Le dijo a su viejo amigo: “¿Quién os iba a decir hace diez años a los jesuitas que seríais llamados por obispos para hablar de un documento como Amoris laetitia?”. “¿Y quién nos dice que nos seguirán llamando dentro de 10 años”, le respondió el religioso. “Pero mientras tanto, que nos quiten lo bailao”, añadió.
La anécdota ilustra el ambiente de esperanza que aletea en este pontificado, sin dejar de pisar una realidad voluble como una fumata. Los hijos del Concilio lo recuerdan con el deje con el que las abuelas conminaban a terminarse la comida al rememorar su posguerra.

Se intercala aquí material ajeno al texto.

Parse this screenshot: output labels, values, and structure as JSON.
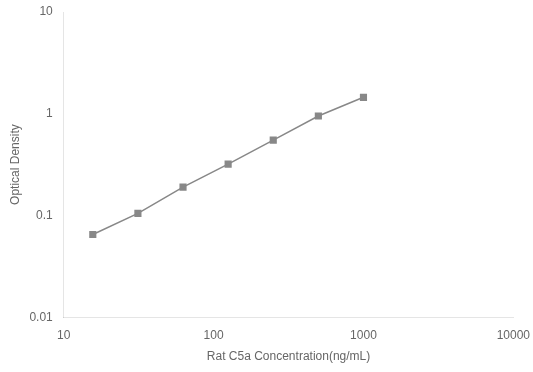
{
  "chart_data": {
    "type": "line",
    "x": [
      15.625,
      31.25,
      62.5,
      125,
      250,
      500,
      1000
    ],
    "values": [
      0.065,
      0.105,
      0.19,
      0.32,
      0.55,
      0.95,
      1.45
    ],
    "xlabel": "Rat C5a Concentration(ng/mL)",
    "ylabel": "Optical Density",
    "xlim": [
      10,
      10000
    ],
    "ylim": [
      0.01,
      10
    ],
    "xticks": [
      10,
      100,
      1000,
      10000
    ],
    "yticks": [
      0.01,
      0.1,
      1,
      10
    ],
    "log": true,
    "grid": false,
    "color": "#888888",
    "marker": "square"
  }
}
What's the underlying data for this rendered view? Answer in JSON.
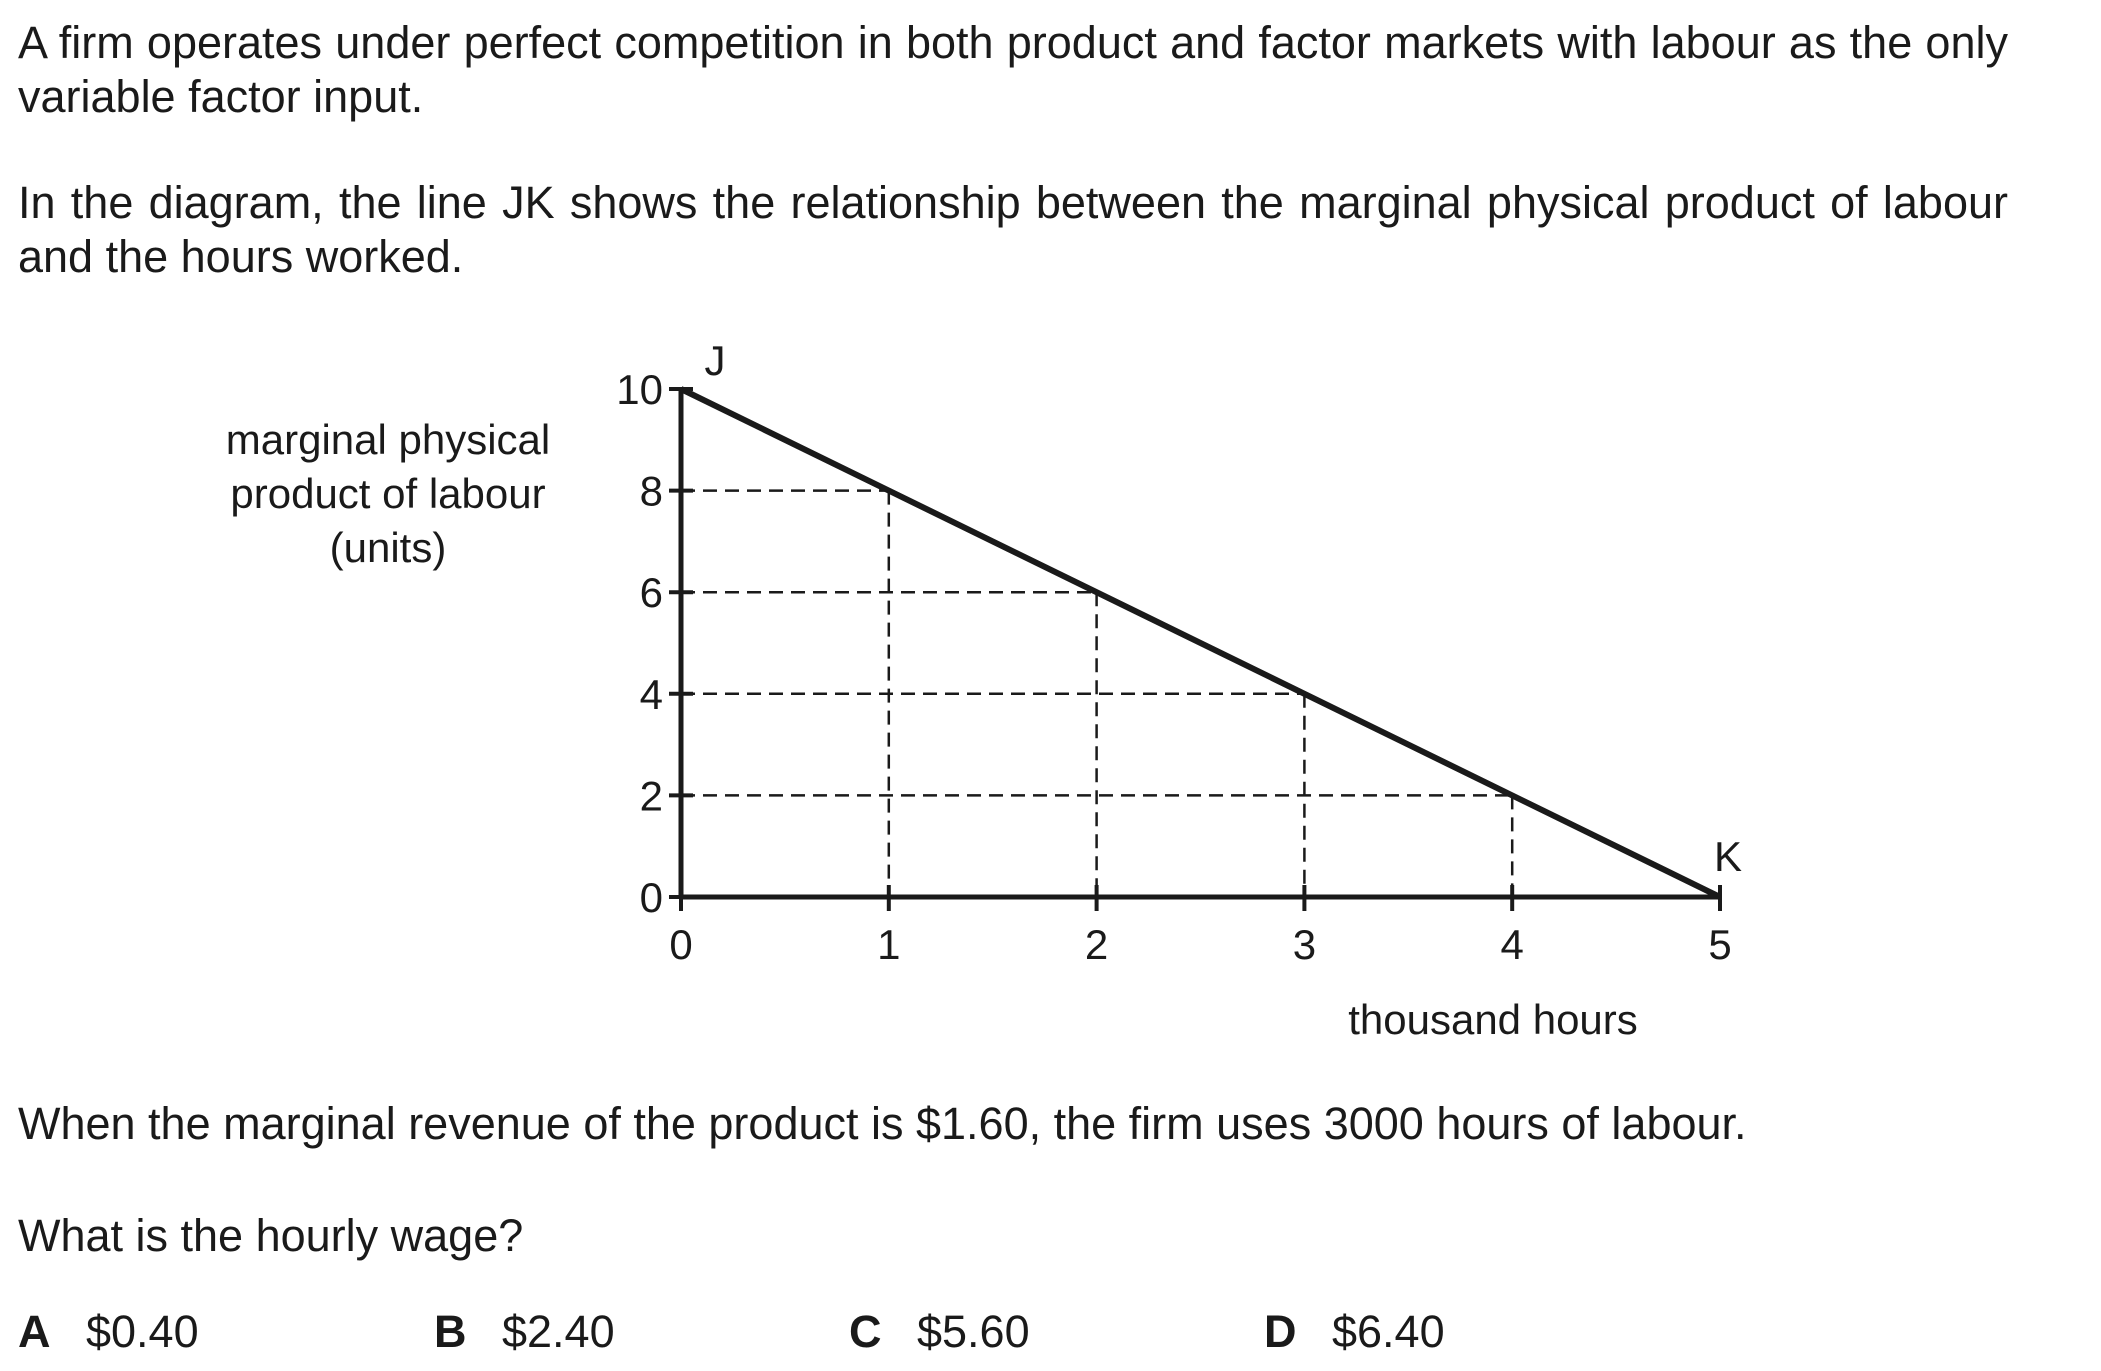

Ese ambiente de que hay tanto por hacer se vivió el 4 de mayo en las II Conversaciones PPC, que abordaron los retos de la exhortación postsinodal de Francisco. Se habló, claro, de la y las familias y, en expresión de José Beltrán, director de Vida Nueva, de su diverso tallaje. No todas las etiquetas con la L o la M sientan igual a todo el mundo. Y con la familia pasaría algo parecido. Lo mismo que en su día Adolfo Domínguez revolucionó la moda española reivindicando la belleza de la arruga, el caudal de ternura que fluye por Amoris laetitia nos hace ver sin temor a decirlo que la imperfección también es bella.
En esas Conversaciones se vieron hermosos testimonios imperfectos, familias edificadas desde el escombro con amor, derrotados que se sostienen tras el derrumbe gracias a los lazos que tejen proyectos intercongregacionales, parroquias, laicos comprometidos en su casa y en la vida pública. Eran ejemplos que nada tenían que ver con el estereotipo ideal que se proclama en otros eventos y congresos, testimonios que no aguantarían el dictamen favorable de la estricta oficialidad, pero que tenían un acento inequívocamente evangélico.
Lo mismo que la arruga rompió la dictadura de las líneas rectas y reivindicó la gracilidad de las caídas de los tejidos, en ese foro de diálogo se habló de otras caídas, del daño de quienes las sufren y de una Iglesia que se asoma a los accidentados para levantarlos de la cuneta y ayudarles a recomponer su vestido.